Aménagement linguistique
Il faut alors se poser la question centrale de l'existence de soi. Que recouvre la
revendication « tamazight langue nationale et officielle », qui a toujours été le leitmotiv du
MCB ? A-t-on vraiment réfléchi aux présupposés et aux implications d'une telle
revendication ?
Deux niveaux sont à constituer ici : le linguistique et le politique. La langue pose des
problèmes d'aménagement, et différentes solutions sont possibles, de la plus utopique à
celle qui tient compte de la réalité quotidienne. La solution de type « forger une langue
berbère "moyenne" sur la base des langues régionales naturelles » est tout à fait
réalisable par les linguistes. Cette vision de la langue berbère est celle qui est la plus
répandue chez les berbérophones, mais elle nous semble utopique et non viable. Elle se
couperait en effet des locuteurs berbères et de la réalité sociolinguistique pendant une
période assez longue. Les langues naturelles seraient, en tout état de cause, assez
éloignées de cette koinè, langue berbère commune, comme peut le montrer une
comparaison même superficielle de celles-ci.

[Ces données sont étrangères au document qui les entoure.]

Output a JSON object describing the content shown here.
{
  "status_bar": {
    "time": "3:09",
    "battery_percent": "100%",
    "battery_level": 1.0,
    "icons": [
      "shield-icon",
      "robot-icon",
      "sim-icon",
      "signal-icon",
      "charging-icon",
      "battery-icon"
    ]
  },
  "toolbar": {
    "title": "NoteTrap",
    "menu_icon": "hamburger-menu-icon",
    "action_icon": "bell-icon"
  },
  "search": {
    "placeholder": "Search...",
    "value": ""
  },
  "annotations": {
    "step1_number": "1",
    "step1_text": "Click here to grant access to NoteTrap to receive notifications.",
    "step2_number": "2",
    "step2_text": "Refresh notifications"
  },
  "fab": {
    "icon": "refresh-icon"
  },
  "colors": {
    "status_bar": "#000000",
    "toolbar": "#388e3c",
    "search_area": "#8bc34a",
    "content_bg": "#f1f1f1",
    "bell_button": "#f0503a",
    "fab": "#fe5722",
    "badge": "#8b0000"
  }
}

Sans entrer ici dans les détails de l'étude phonétique et morphosyntaxique des
différentes variétés de berbère, les conclusions de l'analyse linguistique montrent que
l'aménagement linguistique ne peut être envisagé que sur la base d'un développement
régional, chaque région promouvant sa propre langue, mais en assurant la convergence
avec les langues des autres régions berbérophones de manière à obtenir à terme
- dans le meilleur des cas - une langue berbère commune. Cela ne signifie pas que cet
objectif sera atteint, en tout cas il faut qu'il soit intégré dans le projet. La jonction se
situerait surtout au niveau de la néologie et du vocabulaire fondamental. Le système
graphique serait le même partout, ce qui est un facteur important de convergence.
Mais après tout, pourquoi ne pas penser à un schéma du type des langues romanes, qui
dérivent du latin populaire, mais qui ont toutes leur individualité propre ?
Kamal Naït Zerrad, enseignant-chercheur, université de Francfort (Allemagne)
INALCO, Crb (Paris)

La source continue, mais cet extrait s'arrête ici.